Just Finished re-Reading: Mona Lisa Overdrive by William Gibson (FP: 1988) [316pp]
A Corporate War was coming. To protect her as much as possible, Kumiko Yanaka has been sent to freezing London in the care of her father’s ‘business associate’ and a state-of-the-art mobile AI called Colin. Meanwhile on the other side of the Atlantic a group of misfits hiding out in an industrial contamination zone have been tasked to hide a comatose hacker connected to a medical gurney and enough computing power to hold an entire world and more. Enter Sally, AKA Molly, a soldier, street samurai, agent for hire. She’s being blackmailed to kidnap the biggest star in the Matrix for purposes unknown. The blackmailer is the ‘ghost’ of a deceased billionaire who refuses to accept the reality of her own demise. Within the Matrix itself things move in the data streams. Things that have only just emerged, things with their own powers and own agenda, Things that have done something that will change EVERYTHING.
This is the 3rd volume in the Sprawl trilogy. I first read it around the time of publication when Gibson was blowing my mind with possibilities. Strangely I found the first 100 pages a bit slow – but that might just be me these days – character building with a bit of world building thrown in. Most of the world building had been supplied in the first 2 novels so it wasn’t really required to do much more. A few of the characters from the previous book appeared (including the great character of Molly with her implanted mirror-specs) although they mostly played subsidiary roles here. The story REALLY picked up after page 100 when several revelations dropped which not only changed the speed of the narrative but its overall tone too. Although the closing revelation didn’t have quite the same impact on a 2nd reading, I do remember being totally FLOORED by it the 1st time around. It was a heck of a cliffhanger that has, as yet, not been resolved in any of the authors other novels – I'll leave you to think on how good or bad that idea is!

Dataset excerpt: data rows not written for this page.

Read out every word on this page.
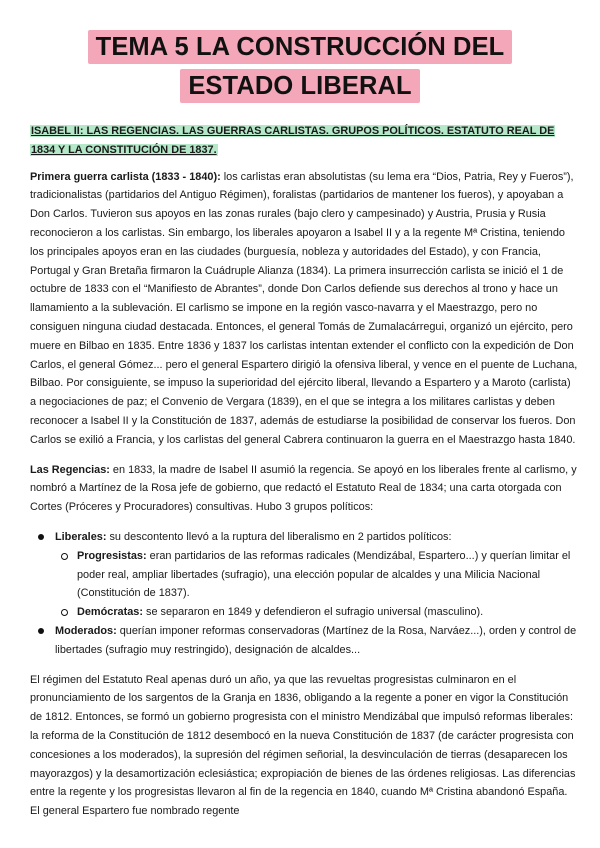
TEMA 5 LA CONSTRUCCIÓN DEL
ESTADO LIBERAL
ISABEL II: LAS REGENCIAS. LAS GUERRAS CARLISTAS. GRUPOS POLÍTICOS. ESTATUTO REAL DE
1834 Y LA CONSTITUCIÓN DE 1837.

Primera guerra carlista (1833 - 1840): los carlistas eran absolutistas (su lema era “Dios, Patria, Rey y Fueros”), tradicionalistas (partidarios del Antiguo Régimen), foralistas (partidarios de mantener los fueros), y apoyaban a Don Carlos. Tuvieron sus apoyos en las zonas rurales (bajo clero y campesinado) y Austria, Prusia y Rusia reconocieron a los carlistas. Sin embargo, los liberales apoyaron a Isabel II y a la regente Mª Cristina, teniendo los principales apoyos eran en las ciudades (burguesía, nobleza y autoridades del Estado), y con Francia, Portugal y Gran Bretaña firmaron la Cuádruple Alianza (1834). La primera insurrección carlista se inició el 1 de octubre de 1833 con el “Manifiesto de Abrantes”, donde Don Carlos defiende sus derechos al trono y hace un llamamiento a la sublevación. El carlismo se impone en la región vasco-navarra y el Maestrazgo, pero no consiguen ninguna ciudad destacada. Entonces, el general Tomás de Zumalacárregui, organizó un ejército, pero muere en Bilbao en 1835. Entre 1836 y 1837 los carlistas intentan extender el conflicto con la expedición de Don Carlos, el general Gómez... pero el general Espartero dirigió la ofensiva liberal, y vence en el puente de Luchana, Bilbao. Por consiguiente, se impuso la superioridad del ejército liberal, llevando a Espartero y a Maroto (carlista) a negociaciones de paz; el Convenio de Vergara (1839), en el que se integra a los militares carlistas y deben reconocer a Isabel II y la Constitución de 1837, además de estudiarse la posibilidad de conservar los fueros. Don Carlos se exilió a Francia, y los carlistas del general Cabrera continuaron la guerra en el Maestrazgo hasta 1840.

Las Regencias: en 1833, la madre de Isabel II asumió la regencia. Se apoyó en los liberales frente al carlismo, y nombró a Martínez de la Rosa jefe de gobierno, que redactó el Estatuto Real de 1834; una carta otorgada con Cortes (Próceres y Procuradores) consultivas. Hubo 3 grupos políticos:

Liberales: su descontento llevó a la ruptura del liberalismo en 2 partidos políticos:
Progresistas: eran partidarios de las reformas radicales (Mendizábal, Espartero...) y querían limitar el poder real, ampliar libertades (sufragio), una elección popular de alcaldes y una Milicia Nacional (Constitución de 1837).
Demócratas: se separaron en 1849 y defendieron el sufragio universal (masculino).
Moderados: querían imponer reformas conservadoras (Martínez de la Rosa, Narváez...), orden y control de libertades (sufragio muy restringido), designación de alcaldes...

El régimen del Estatuto Real apenas duró un año, ya que las revueltas progresistas culminaron en el pronunciamiento de los sargentos de la Granja en 1836, obligando a la regente a poner en vigor la Constitución de 1812. Entonces, se formó un gobierno progresista con el ministro Mendizábal que impulsó reformas liberales: la reforma de la Constitución de 1812 desembocó en la nueva Constitución de 1837 (de carácter progresista con concesiones a los moderados), la supresión del régimen señorial, la desvinculación de tierras (desaparecen los mayorazgos) y la desamortización eclesiástica; expropiación de bienes de las órdenes religiosas. Las diferencias entre la regente y los progresistas llevaron al fin de la regencia en 1840, cuando Mª Cristina abandonó España. El general Espartero fue nombrado regente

Set in the ‘near’ future – it's hard to say exactly when – it's always amusing to see what predictions came true and what was missed. Here we have self-drive cars, instant access to information, laptops (called decks), smart clothes, orbital factories, the casual (if expensive) use of intercontinental supersonic flight, but NO mobile phones. There was one mention of Wi-Fi (as well as how expensive it was) but not a single cell phone. WEIRD! Although this is probably my least favourite of the trilogy – the 2nd book is my favourite – this is still a very good cyberpunk novel and has rightly part of a well-earned classic trilogy. You don’t have to read them in chronological order as they are only loosely connected but I’d recommend that you do so. Recommended to all SF lovers and especially those interested in the Cyberpunk sub-genre.